Expansion de la domination espagnole
Période coloniale, 1701-1821
Au fur et à mesure que la vie coloniale se stabilisait, de plus en plus de femmes espagnoles ont émigré en Nouvelle-Espagne, accompagnant leurs pères et leurs frères, et ont considérablement modifié la composition sociale de la société coloniale. Les femmes espagnoles, en particulier celles qui pouvaient apporter une dot respectable au mariage, étaient très recherchées. Bien que la société espagnole, comme les autres sociétés européennes, soit patriarcale dans sa relégation des femmes, les épouses et les filles pouvaient hériter de biens. À la fin de la période coloniale, plusieurs femmes dirigeaient des entreprises dans les villes ou administraient des propriétés rurales en Nouvelle-Espagne.

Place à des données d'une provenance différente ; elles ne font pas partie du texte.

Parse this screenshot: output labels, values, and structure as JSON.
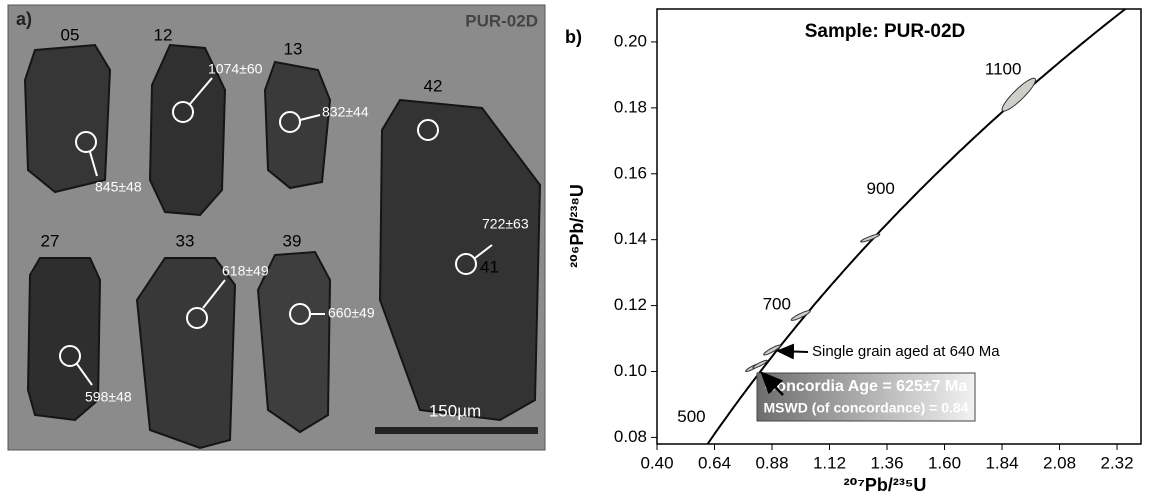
{
  "image_panel": {
    "label": "a)",
    "sample": "PUR-02D",
    "scale": "150µm",
    "grains": [
      {
        "id": "05",
        "age": "845±48"
      },
      {
        "id": "12",
        "age": "1074±60"
      },
      {
        "id": "13",
        "age": "832±44"
      },
      {
        "id": "42"
      },
      {
        "id": "41",
        "age": "722±63"
      },
      {
        "id": "27",
        "age": "598±48"
      },
      {
        "id": "33",
        "age": "618±49"
      },
      {
        "id": "39",
        "age": "660±49"
      }
    ]
  },
  "chart_data": {
    "type": "scatter",
    "panel_label": "b)",
    "title": "Sample: PUR-02D",
    "x_label": "²⁰⁷Pb/²³⁵U",
    "y_label": "²⁰⁶Pb/²³⁸U",
    "annotations": [
      "Single grain aged at 640 Ma",
      "Concordia Age = 625±7 Ma",
      "MSWD (of concordance) = 0.84"
    ],
    "curve_labels": [
      500,
      700,
      900,
      1100
    ],
    "color": "#cfcfca",
    "series": [
      {
        "x": [
          1.91,
          1.29,
          1.0,
          0.88,
          0.8,
          0.83
        ],
        "values": [
          0.184,
          0.1405,
          0.117,
          0.1065,
          0.1012,
          0.1022
        ],
        "xerr": [
          0.07,
          0.04,
          0.04,
          0.035,
          0.03,
          0.03
        ],
        "yerr": [
          0.005,
          0.0012,
          0.0015,
          0.0015,
          0.0012,
          0.0012
        ]
      }
    ],
    "xlim": [
      0.4,
      2.42
    ],
    "ylim": [
      0.078,
      0.21
    ],
    "xticks": [
      {
        "value": 0.4,
        "label": "0.40"
      },
      {
        "value": 0.64,
        "label": "0.64"
      },
      {
        "value": 0.88,
        "label": "0.88"
      },
      {
        "value": 1.12,
        "label": "1.12"
      },
      {
        "value": 1.36,
        "label": "1.36"
      },
      {
        "value": 1.6,
        "label": "1.60"
      },
      {
        "value": 1.84,
        "label": "1.84"
      },
      {
        "value": 2.08,
        "label": "2.08"
      },
      {
        "value": 2.32,
        "label": "2.32"
      }
    ],
    "yticks": [
      {
        "value": 0.08,
        "label": "0.08"
      },
      {
        "value": 0.1,
        "label": "0.10"
      },
      {
        "value": 0.12,
        "label": "0.12"
      },
      {
        "value": 0.14,
        "label": "0.14"
      },
      {
        "value": 0.16,
        "label": "0.16"
      },
      {
        "value": 0.18,
        "label": "0.18"
      },
      {
        "value": 0.2,
        "label": "0.20"
      }
    ]
  }
}
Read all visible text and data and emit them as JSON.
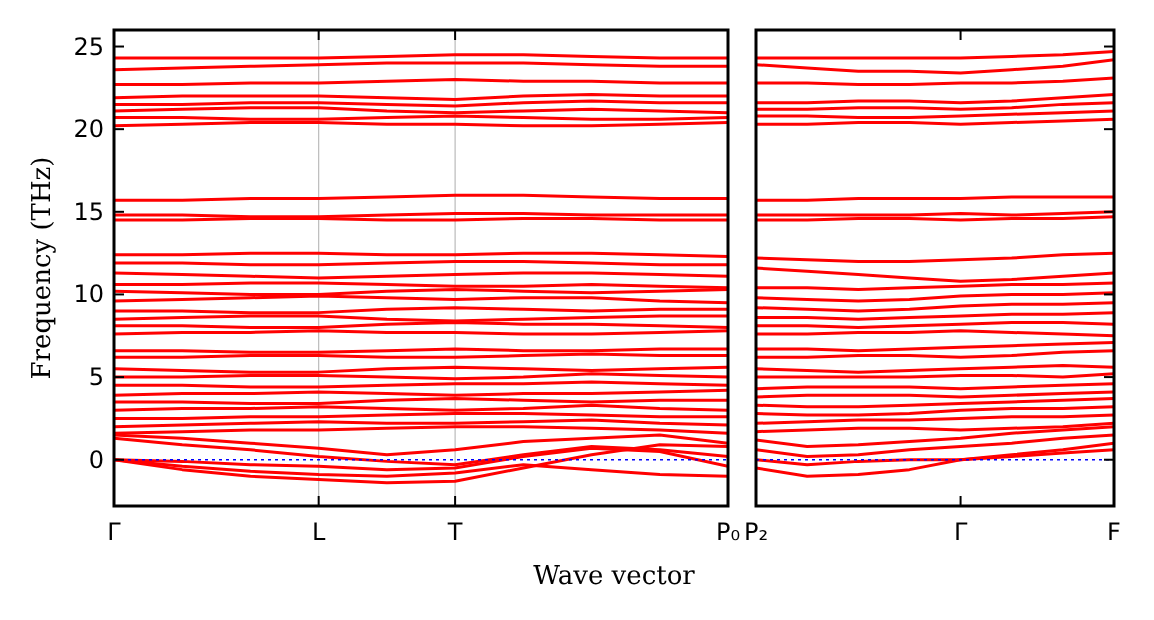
{
  "chart_data": [
    {
      "type": "line",
      "ylabel": "Frequency (THz)",
      "xlabel": "Wave vector",
      "categories": [
        "Γ",
        null,
        null,
        "L",
        null,
        "T",
        null,
        null,
        null,
        "P₀"
      ],
      "ylim": [
        -2.8,
        26
      ],
      "yticks": [
        0,
        5,
        10,
        15,
        20,
        25
      ],
      "grid": "x",
      "ref_lines": [
        {
          "axis": "y",
          "value": 0,
          "color": "#0000ff",
          "line_style": "dotted"
        }
      ],
      "series": [
        {
          "color": "#ff0000",
          "values": [
            0,
            -0.6,
            -1.0,
            -1.2,
            -1.4,
            -1.3,
            -0.5,
            0.3,
            0.9,
            0.8
          ]
        },
        {
          "color": "#ff0000",
          "values": [
            0,
            -0.4,
            -0.7,
            -0.9,
            -1.0,
            -0.8,
            -0.3,
            -0.6,
            -0.9,
            -1.0
          ]
        },
        {
          "color": "#ff0000",
          "values": [
            0,
            -0.1,
            -0.3,
            -0.4,
            -0.6,
            -0.5,
            0.2,
            0.7,
            0.5,
            -0.4
          ]
        },
        {
          "color": "#ff0000",
          "values": [
            1.3,
            0.9,
            0.6,
            0.2,
            -0.1,
            -0.3,
            0.3,
            0.8,
            0.6,
            0.2
          ]
        },
        {
          "color": "#ff0000",
          "values": [
            1.5,
            1.3,
            1.0,
            0.7,
            0.3,
            0.6,
            1.1,
            1.3,
            1.5,
            1.0
          ]
        },
        {
          "color": "#ff0000",
          "values": [
            1.6,
            1.7,
            1.8,
            1.8,
            1.9,
            2.0,
            2.0,
            1.9,
            1.8,
            1.6
          ]
        },
        {
          "color": "#ff0000",
          "values": [
            2.0,
            2.1,
            2.2,
            2.3,
            2.2,
            2.2,
            2.3,
            2.4,
            2.2,
            2.1
          ]
        },
        {
          "color": "#ff0000",
          "values": [
            2.5,
            2.5,
            2.6,
            2.6,
            2.7,
            2.8,
            2.8,
            2.7,
            2.6,
            2.6
          ]
        },
        {
          "color": "#ff0000",
          "values": [
            3.0,
            3.1,
            3.1,
            3.2,
            3.1,
            3.0,
            3.1,
            3.3,
            3.1,
            3.0
          ]
        },
        {
          "color": "#ff0000",
          "values": [
            3.5,
            3.5,
            3.4,
            3.4,
            3.6,
            3.7,
            3.6,
            3.5,
            3.6,
            3.6
          ]
        },
        {
          "color": "#ff0000",
          "values": [
            3.9,
            4.0,
            4.0,
            4.1,
            4.0,
            3.9,
            4.0,
            4.0,
            4.1,
            4.2
          ]
        },
        {
          "color": "#ff0000",
          "values": [
            4.5,
            4.5,
            4.4,
            4.4,
            4.5,
            4.6,
            4.6,
            4.7,
            4.6,
            4.5
          ]
        },
        {
          "color": "#ff0000",
          "values": [
            5.0,
            5.0,
            5.1,
            5.1,
            5.0,
            4.9,
            5.0,
            5.2,
            5.1,
            5.0
          ]
        },
        {
          "color": "#ff0000",
          "values": [
            5.5,
            5.4,
            5.3,
            5.3,
            5.5,
            5.6,
            5.5,
            5.4,
            5.5,
            5.6
          ]
        },
        {
          "color": "#ff0000",
          "values": [
            6.2,
            6.2,
            6.3,
            6.3,
            6.2,
            6.2,
            6.3,
            6.4,
            6.3,
            6.3
          ]
        },
        {
          "color": "#ff0000",
          "values": [
            6.6,
            6.6,
            6.5,
            6.5,
            6.6,
            6.7,
            6.6,
            6.6,
            6.7,
            6.7
          ]
        },
        {
          "color": "#ff0000",
          "values": [
            7.6,
            7.7,
            7.7,
            7.8,
            7.7,
            7.7,
            7.6,
            7.6,
            7.7,
            7.8
          ]
        },
        {
          "color": "#ff0000",
          "values": [
            8.1,
            8.1,
            8.0,
            8.0,
            8.2,
            8.3,
            8.2,
            8.2,
            8.1,
            8.0
          ]
        },
        {
          "color": "#ff0000",
          "values": [
            8.5,
            8.6,
            8.7,
            8.7,
            8.5,
            8.4,
            8.5,
            8.6,
            8.7,
            8.7
          ]
        },
        {
          "color": "#ff0000",
          "values": [
            9.0,
            9.0,
            8.9,
            8.9,
            9.1,
            9.2,
            9.1,
            9.0,
            9.1,
            9.1
          ]
        },
        {
          "color": "#ff0000",
          "values": [
            9.6,
            9.7,
            9.8,
            9.9,
            9.8,
            9.7,
            9.8,
            9.8,
            9.6,
            9.5
          ]
        },
        {
          "color": "#ff0000",
          "values": [
            10.2,
            10.1,
            10.0,
            10.0,
            10.2,
            10.3,
            10.2,
            10.1,
            10.2,
            10.3
          ]
        },
        {
          "color": "#ff0000",
          "values": [
            10.6,
            10.6,
            10.7,
            10.7,
            10.6,
            10.5,
            10.5,
            10.6,
            10.5,
            10.4
          ]
        },
        {
          "color": "#ff0000",
          "values": [
            11.3,
            11.2,
            11.1,
            11.0,
            11.1,
            11.2,
            11.3,
            11.3,
            11.2,
            11.1
          ]
        },
        {
          "color": "#ff0000",
          "values": [
            11.9,
            11.9,
            11.8,
            11.8,
            11.9,
            12.0,
            12.0,
            11.9,
            11.8,
            11.8
          ]
        },
        {
          "color": "#ff0000",
          "values": [
            12.4,
            12.4,
            12.5,
            12.5,
            12.4,
            12.4,
            12.5,
            12.5,
            12.4,
            12.3
          ]
        },
        {
          "color": "#ff0000",
          "values": [
            14.5,
            14.5,
            14.6,
            14.6,
            14.5,
            14.5,
            14.6,
            14.6,
            14.5,
            14.5
          ]
        },
        {
          "color": "#ff0000",
          "values": [
            14.8,
            14.8,
            14.7,
            14.7,
            14.8,
            14.9,
            14.9,
            14.8,
            14.8,
            14.8
          ]
        },
        {
          "color": "#ff0000",
          "values": [
            15.7,
            15.7,
            15.8,
            15.8,
            15.9,
            16.0,
            16.0,
            15.9,
            15.8,
            15.8
          ]
        },
        {
          "color": "#ff0000",
          "values": [
            20.2,
            20.3,
            20.4,
            20.4,
            20.3,
            20.3,
            20.2,
            20.2,
            20.3,
            20.4
          ]
        },
        {
          "color": "#ff0000",
          "values": [
            20.7,
            20.7,
            20.6,
            20.6,
            20.7,
            20.8,
            20.7,
            20.6,
            20.6,
            20.7
          ]
        },
        {
          "color": "#ff0000",
          "values": [
            21.1,
            21.2,
            21.3,
            21.3,
            21.1,
            21.0,
            21.1,
            21.2,
            21.1,
            21.0
          ]
        },
        {
          "color": "#ff0000",
          "values": [
            21.5,
            21.5,
            21.6,
            21.6,
            21.5,
            21.4,
            21.6,
            21.7,
            21.6,
            21.6
          ]
        },
        {
          "color": "#ff0000",
          "values": [
            21.9,
            22.0,
            22.0,
            22.0,
            21.9,
            21.8,
            22.0,
            22.1,
            22.0,
            22.0
          ]
        },
        {
          "color": "#ff0000",
          "values": [
            22.7,
            22.7,
            22.8,
            22.8,
            22.9,
            23.0,
            22.9,
            22.9,
            22.8,
            22.8
          ]
        },
        {
          "color": "#ff0000",
          "values": [
            23.6,
            23.7,
            23.8,
            23.9,
            24.0,
            24.0,
            24.0,
            23.9,
            23.8,
            23.8
          ]
        },
        {
          "color": "#ff0000",
          "values": [
            24.3,
            24.3,
            24.3,
            24.3,
            24.4,
            24.5,
            24.5,
            24.4,
            24.3,
            24.3
          ]
        }
      ]
    },
    {
      "type": "line",
      "categories": [
        "P₂",
        null,
        null,
        null,
        "Γ",
        null,
        null,
        "F"
      ],
      "ylim": [
        -2.8,
        26
      ],
      "yticks": [
        0,
        5,
        10,
        15,
        20,
        25
      ],
      "tick_labels": "x",
      "ref_lines": [
        {
          "axis": "y",
          "value": 0,
          "color": "#0000ff",
          "line_style": "dotted"
        }
      ],
      "series": [
        {
          "color": "#ff0000",
          "values": [
            -0.5,
            -1.0,
            -0.9,
            -0.6,
            0,
            0.3,
            0.6,
            1.0
          ]
        },
        {
          "color": "#ff0000",
          "values": [
            0,
            -0.3,
            -0.1,
            0,
            0,
            0.2,
            0.4,
            0.6
          ]
        },
        {
          "color": "#ff0000",
          "values": [
            0.6,
            0.2,
            0.3,
            0.6,
            0.8,
            1.0,
            1.3,
            1.5
          ]
        },
        {
          "color": "#ff0000",
          "values": [
            1.2,
            0.8,
            0.9,
            1.1,
            1.3,
            1.6,
            1.8,
            2.0
          ]
        },
        {
          "color": "#ff0000",
          "values": [
            1.7,
            1.8,
            1.9,
            1.9,
            1.8,
            1.9,
            2.0,
            2.2
          ]
        },
        {
          "color": "#ff0000",
          "values": [
            2.2,
            2.3,
            2.4,
            2.4,
            2.5,
            2.6,
            2.6,
            2.7
          ]
        },
        {
          "color": "#ff0000",
          "values": [
            2.8,
            2.7,
            2.7,
            2.8,
            3.0,
            3.1,
            3.1,
            3.2
          ]
        },
        {
          "color": "#ff0000",
          "values": [
            3.3,
            3.2,
            3.2,
            3.3,
            3.4,
            3.5,
            3.6,
            3.7
          ]
        },
        {
          "color": "#ff0000",
          "values": [
            3.8,
            3.9,
            3.9,
            3.9,
            3.8,
            3.9,
            4.0,
            4.1
          ]
        },
        {
          "color": "#ff0000",
          "values": [
            4.3,
            4.4,
            4.4,
            4.4,
            4.3,
            4.4,
            4.5,
            4.6
          ]
        },
        {
          "color": "#ff0000",
          "values": [
            5.0,
            5.0,
            5.0,
            5.0,
            5.1,
            5.1,
            5.0,
            5.2
          ]
        },
        {
          "color": "#ff0000",
          "values": [
            5.5,
            5.4,
            5.3,
            5.4,
            5.5,
            5.6,
            5.7,
            5.6
          ]
        },
        {
          "color": "#ff0000",
          "values": [
            6.2,
            6.2,
            6.3,
            6.3,
            6.2,
            6.3,
            6.5,
            6.6
          ]
        },
        {
          "color": "#ff0000",
          "values": [
            6.7,
            6.7,
            6.6,
            6.7,
            6.8,
            6.9,
            7.0,
            7.1
          ]
        },
        {
          "color": "#ff0000",
          "values": [
            7.6,
            7.6,
            7.7,
            7.7,
            7.8,
            7.7,
            7.6,
            7.5
          ]
        },
        {
          "color": "#ff0000",
          "values": [
            8.1,
            8.1,
            8.0,
            8.1,
            8.2,
            8.3,
            8.3,
            8.2
          ]
        },
        {
          "color": "#ff0000",
          "values": [
            8.6,
            8.6,
            8.5,
            8.6,
            8.7,
            8.8,
            8.8,
            8.9
          ]
        },
        {
          "color": "#ff0000",
          "values": [
            9.2,
            9.1,
            9.0,
            9.1,
            9.3,
            9.4,
            9.4,
            9.5
          ]
        },
        {
          "color": "#ff0000",
          "values": [
            9.8,
            9.7,
            9.6,
            9.7,
            9.9,
            10.0,
            10.0,
            10.1
          ]
        },
        {
          "color": "#ff0000",
          "values": [
            10.4,
            10.4,
            10.3,
            10.4,
            10.5,
            10.6,
            10.6,
            10.7
          ]
        },
        {
          "color": "#ff0000",
          "values": [
            11.6,
            11.4,
            11.2,
            11.0,
            10.8,
            10.9,
            11.1,
            11.3
          ]
        },
        {
          "color": "#ff0000",
          "values": [
            12.2,
            12.1,
            12.0,
            12.0,
            12.1,
            12.2,
            12.4,
            12.5
          ]
        },
        {
          "color": "#ff0000",
          "values": [
            14.5,
            14.5,
            14.6,
            14.6,
            14.5,
            14.6,
            14.6,
            14.7
          ]
        },
        {
          "color": "#ff0000",
          "values": [
            14.8,
            14.8,
            14.8,
            14.8,
            14.9,
            14.8,
            14.9,
            15.0
          ]
        },
        {
          "color": "#ff0000",
          "values": [
            15.7,
            15.7,
            15.8,
            15.8,
            15.8,
            15.9,
            15.9,
            15.9
          ]
        },
        {
          "color": "#ff0000",
          "values": [
            20.3,
            20.3,
            20.4,
            20.4,
            20.3,
            20.4,
            20.5,
            20.6
          ]
        },
        {
          "color": "#ff0000",
          "values": [
            20.8,
            20.8,
            20.7,
            20.7,
            20.8,
            20.9,
            21.0,
            21.1
          ]
        },
        {
          "color": "#ff0000",
          "values": [
            21.2,
            21.2,
            21.3,
            21.3,
            21.2,
            21.3,
            21.5,
            21.6
          ]
        },
        {
          "color": "#ff0000",
          "values": [
            21.6,
            21.6,
            21.7,
            21.7,
            21.6,
            21.7,
            21.9,
            22.1
          ]
        },
        {
          "color": "#ff0000",
          "values": [
            22.8,
            22.8,
            22.7,
            22.7,
            22.8,
            22.8,
            22.9,
            23.1
          ]
        },
        {
          "color": "#ff0000",
          "values": [
            23.9,
            23.7,
            23.5,
            23.5,
            23.4,
            23.6,
            23.8,
            24.2
          ]
        },
        {
          "color": "#ff0000",
          "values": [
            24.3,
            24.3,
            24.3,
            24.3,
            24.3,
            24.4,
            24.5,
            24.7
          ]
        }
      ]
    }
  ]
}
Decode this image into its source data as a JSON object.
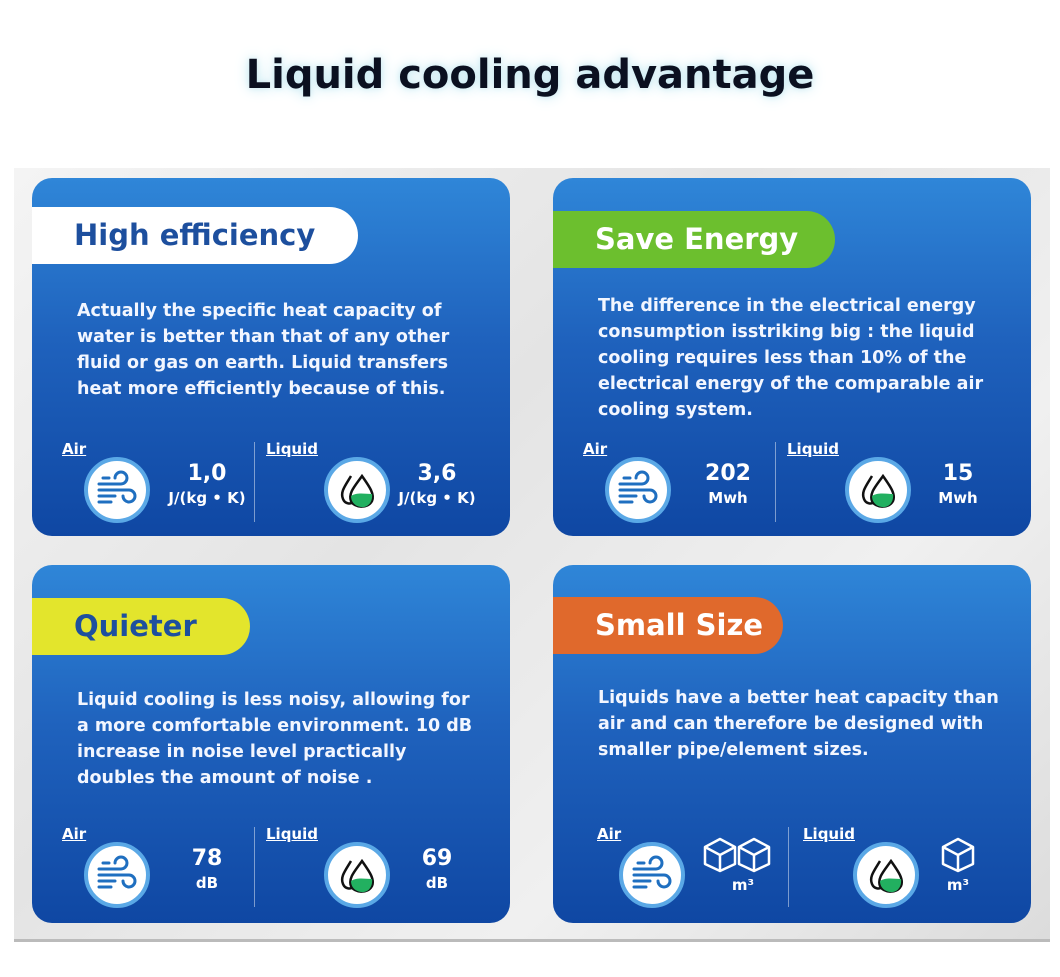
{
  "title": "Liquid cooling advantage",
  "cards": [
    {
      "heading": "High efficiency",
      "heading_color": "#ffffff",
      "heading_text_color": "#1d4f9e",
      "body": "Actually the specific heat capacity of water is better than that of any other fluid or gas on earth. Liquid transfers heat more efficiently because of this.",
      "air": {
        "label": "Air",
        "value": "1,0",
        "unit": "J/(kg • K)",
        "icon": "wind-icon"
      },
      "liquid": {
        "label": "Liquid",
        "value": "3,6",
        "unit": "J/(kg • K)",
        "icon": "water-drops-icon"
      }
    },
    {
      "heading": "Save Energy",
      "heading_color": "#6cbf2e",
      "heading_text_color": "#ffffff",
      "body": "The difference in the electrical energy consumption isstriking big : the liquid cooling requires less than 10% of the electrical energy of the comparable air cooling system.",
      "air": {
        "label": "Air",
        "value": "202",
        "unit": "Mwh",
        "icon": "wind-icon"
      },
      "liquid": {
        "label": "Liquid",
        "value": "15",
        "unit": "Mwh",
        "icon": "water-drops-icon"
      }
    },
    {
      "heading": "Quieter",
      "heading_color": "#e3e52c",
      "heading_text_color": "#1d4f9e",
      "body": "Liquid cooling is less noisy, allowing for a more comfortable environment. 10 dB increase in noise level practically doubles the amount of noise .",
      "air": {
        "label": "Air",
        "value": "78",
        "unit": "dB",
        "icon": "wind-icon"
      },
      "liquid": {
        "label": "Liquid",
        "value": "69",
        "unit": "dB",
        "icon": "water-drops-icon"
      }
    },
    {
      "heading": "Small Size",
      "heading_color": "#e0692c",
      "heading_text_color": "#ffffff",
      "body": "Liquids have a better heat capacity than air and can therefore be designed with smaller pipe/element sizes.",
      "air": {
        "label": "Air",
        "value": "",
        "unit": "m³",
        "icon": "two-cubes-icon"
      },
      "liquid": {
        "label": "Liquid",
        "value": "",
        "unit": "m³",
        "icon": "cube-icon"
      }
    }
  ]
}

Un changement fondamental dans la gouvernance de la Nouvelle-Espagne s’est produit à la suite de la guerre de Succession d’Espagne (1701-1713), lorsque la maison de Bourbon a remplacé les Habsbourg sur le trône d’Espagne. Les rois Bourbon étaient des despotes éclairés dont l’intérêt principal résidait dans l’augmentation des rendements économiques, et ils introduisirent de nombreuses pratiques et idées françaises dans l’administration d’outre-mer de l’empire espagnol.
Parmi les réformes administratives notables entreprises par Charles III en 1784 figure la création de 18 intendances au sein desquelles les gouvernements locaux sont également réorganisés. Dirigée par l’intendance du Mexique, chaque intendance (intendencia) était présidée par un intendente à qui on accordait une autonomie considérable pour accroître la production économique dans sa sphère, développer les arts et les sciences utiles et améliorer l’éducation et les conditions sociales, le tout moins pour des raisons altruistes que pour des raisons économiques.
Alimentés par des courants de rationalisme venus d’Angleterre et d’Europe, les Lumières en Espagne et au Mexique ont stimulé la diffusion de nouvelles connaissances scientifiques et, en particulier, leur application aux mines et à l’agriculture. Le Mexique a également été influencé par le libéralisme politique lorsque les révolutions américaine et française ont remis en question le droit divin des rois et par le militarisme croissant lorsque les Britanniques et les Russes ont empiété sur les frontières coloniales de la Nouvelle-Espagne. Après avoir organisé une série de forts de mission dans le nord du Mexique, les autorités de Madrid et du Mexique ont augmenté les quelques troupes espagnoles régulières qui pourraient être épargnées de la péninsule en favorisant une milice locale avec des exemptions spéciales (fueros) accordées aux officiers créoles (nés au Mexique). Ainsi, une combinaison explosive résultait de l’apparition presque simultanée de nouvelles idées, d’armes à feu et de la confusion administrative entre les anciennes bureaucraties des Habsbourg et les nouvelles bureaucraties des Bourbons.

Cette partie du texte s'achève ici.